Washington, DC isn’t necessarily known for self-reflection.

In fact, you can probably throw a stone in #ThisTown and hit someone who wholeheartedly supported the Iraq War, never admitted they were wrong, and yet continue to pontificate on television and in the nation’s most prominent newspapers, not just about U.S. foreign policy, but also U.S. wars in the Middle East.

Peter Beinart isn’t one of those people (well, he lives in New York, so the stone throwing analogy probably isn’t as apt). Nonetheless, Beinart, a professor of journalism and political science at the City University of New York and a contributing writer at The Atlanticsupported the U.S. invasion of Iraq in 2003. But he’s one of the very few who have seriously grappled with the failures of its intellectual underpinnings. He has not only taken responsibility for participating in the pro-Iraq war discourse, but Beinart has also emerged from the wreckage as one of the most prominent progressive thought leaders on U.S. foreign policy, offering bold solutions to some of the world’s most complex security challenges.

Responsible Statecraft recently spoke with Beinart and asked him about his journey from a self-proclaimed “liberal hawk” to a strong opponent of American militarism, perhaps as a way to provide a model for DC foreign policy establishment-types interested in making some changes of their own.

“You have some kind of intellectual edifice in your mind and then a certain brick is taken away and then another, or maybe you rethink a certain step and it leads you to rethink a certain other step,” Beinart said, referring to the process he went through moving away from a military interventionist mindset. “It’s also a constant effort to respond to things that one experiences and sees in the world, and as there’s mounting information which doesn’t fit within a particular system, intellectual or moral system, you try to see if you can arrange these new facts in some other way to tell a story that seems more compelling given the evidence around you.” 

Beinart wrote a whole book, The Icarus Syndrome, about the folly of American hubris in the last century and examined how intellectuals of the time came to terms with their failures.

Through that process, he said, early 20th Century theologian, professor, and political commentator Reinhold Niebuhr became “like a bit of a life raft”:

“[F]or me his core insight is that nations, like individuals, cannot see the degree to which self-interest corrupts their notion of virtue. They may genuinely believe that they are high-minded. But just like individuals think they’re high-minded and can’t see how much of their behavior is based on self-interest. They can’t see themselves from the outside and nations have trouble doing that too. And that became a way to help me start to have a more skeptical eye about all this exceptionalist discourse that I think still defines a lot of American foreign policy.”

Beyond individual introspection, Beinart identified key structural barriers to changing the direction of U.S. foreign policy. One of the most difficult challenges he cited is confronting American exceptionalist discourse.

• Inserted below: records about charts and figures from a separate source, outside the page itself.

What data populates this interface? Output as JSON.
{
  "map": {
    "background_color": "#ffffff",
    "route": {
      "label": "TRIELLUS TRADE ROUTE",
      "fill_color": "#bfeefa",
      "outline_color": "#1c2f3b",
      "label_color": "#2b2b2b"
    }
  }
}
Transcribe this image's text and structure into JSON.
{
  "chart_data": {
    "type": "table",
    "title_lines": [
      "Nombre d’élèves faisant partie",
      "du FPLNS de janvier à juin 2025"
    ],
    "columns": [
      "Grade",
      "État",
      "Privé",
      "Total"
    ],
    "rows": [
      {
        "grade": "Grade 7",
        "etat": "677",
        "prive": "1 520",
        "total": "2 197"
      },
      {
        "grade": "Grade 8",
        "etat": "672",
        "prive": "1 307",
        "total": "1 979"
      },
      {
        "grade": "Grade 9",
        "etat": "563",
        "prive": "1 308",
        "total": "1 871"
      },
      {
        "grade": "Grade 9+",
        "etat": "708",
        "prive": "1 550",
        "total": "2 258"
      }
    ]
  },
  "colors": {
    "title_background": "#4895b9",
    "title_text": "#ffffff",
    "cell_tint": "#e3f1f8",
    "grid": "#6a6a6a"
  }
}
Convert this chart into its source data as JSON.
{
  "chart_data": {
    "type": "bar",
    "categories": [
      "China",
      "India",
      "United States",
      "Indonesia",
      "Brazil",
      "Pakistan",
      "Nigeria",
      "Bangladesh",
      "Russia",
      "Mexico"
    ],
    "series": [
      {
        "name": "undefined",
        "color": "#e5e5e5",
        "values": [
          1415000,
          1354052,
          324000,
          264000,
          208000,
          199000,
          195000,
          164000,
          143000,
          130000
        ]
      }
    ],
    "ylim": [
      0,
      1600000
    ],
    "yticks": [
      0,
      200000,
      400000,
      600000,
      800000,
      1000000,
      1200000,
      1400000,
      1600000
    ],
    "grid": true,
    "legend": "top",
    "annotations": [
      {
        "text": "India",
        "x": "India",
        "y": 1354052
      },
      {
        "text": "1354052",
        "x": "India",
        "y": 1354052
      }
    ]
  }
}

“There’s a notion that America should be doing great things, and I myself am still attracted to those notions in some ways,” he said. “But what’s happened is the notion of us as a nation doing great things, us as a special nation, us as a nation that has a special mission and can make the world better has really been diverted or perverted in some ways that are unhealthy.” 

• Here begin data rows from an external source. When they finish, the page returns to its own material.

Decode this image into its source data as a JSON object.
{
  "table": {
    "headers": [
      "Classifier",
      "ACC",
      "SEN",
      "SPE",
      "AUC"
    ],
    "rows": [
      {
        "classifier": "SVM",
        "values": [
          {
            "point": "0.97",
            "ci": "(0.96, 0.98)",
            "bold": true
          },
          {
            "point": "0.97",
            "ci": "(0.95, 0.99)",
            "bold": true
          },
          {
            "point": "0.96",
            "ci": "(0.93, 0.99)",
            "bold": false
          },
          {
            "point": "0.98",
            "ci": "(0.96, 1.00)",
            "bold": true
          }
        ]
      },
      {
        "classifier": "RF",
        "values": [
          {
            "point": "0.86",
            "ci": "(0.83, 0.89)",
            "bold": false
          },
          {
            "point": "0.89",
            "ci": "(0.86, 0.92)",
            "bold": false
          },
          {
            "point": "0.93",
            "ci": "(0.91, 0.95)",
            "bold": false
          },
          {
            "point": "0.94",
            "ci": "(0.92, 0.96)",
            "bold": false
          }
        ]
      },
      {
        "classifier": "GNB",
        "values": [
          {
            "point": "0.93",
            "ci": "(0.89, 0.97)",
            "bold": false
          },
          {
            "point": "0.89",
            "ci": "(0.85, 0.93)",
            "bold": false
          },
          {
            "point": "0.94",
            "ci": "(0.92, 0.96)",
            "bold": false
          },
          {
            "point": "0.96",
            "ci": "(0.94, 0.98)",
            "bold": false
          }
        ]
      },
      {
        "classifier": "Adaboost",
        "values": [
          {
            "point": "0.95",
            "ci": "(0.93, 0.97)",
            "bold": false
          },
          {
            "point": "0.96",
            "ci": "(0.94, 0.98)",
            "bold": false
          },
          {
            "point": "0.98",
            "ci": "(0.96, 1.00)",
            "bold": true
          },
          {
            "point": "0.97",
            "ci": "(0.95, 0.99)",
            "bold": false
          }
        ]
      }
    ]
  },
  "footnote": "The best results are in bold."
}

He cited the absence of an institutional infrastructure that can sufficiently challenge these notions. “There’s a lack of people who have respectability and institutions that can provide balance to the interventionist impulse,” he said. 

This institutional infrastructure also includes the media. “The media tends to gravitate toward people who seem like they have respectable, elite, prestigious credentials,” he said, which of course the current DC foreign policy establishment can readily provide.

But at the same time, Beinart added, there’s a diversity angle. “If you think about the Americans who are most likely to take a skeptical view of American exceptionalist discourse, the notion that we are somehow morally free of sin, the people who would be most likely to gravitate to more skeptical views of America’s role in the world, I think often it is people of color given their experience in the United States. And yet with a few exceptions, the debate about domestic policy is much more integrated racially and in terms of different experiences and in terms of gender probably than the foreign policy discourse.”

Referring to one of the Quincy Institute’s foundations of transpartisanship, Beinart said that getting progressives and conservatives to work together going forward toward a less militaristic foreign policy based on restraint and diplomacy is going to be very difficult, particularly given that the GOP has jettisoned many of its principles to protect Donald Trump. But, he adds, there is a conservative critique to American hubris and overreach. “[I]f you believe that the government is not likely to be able to intervene and reengineer effectively problems at home, you should be even more dubious about the United States’ ability to do that half way across the world. So I think there is a coherent view there.”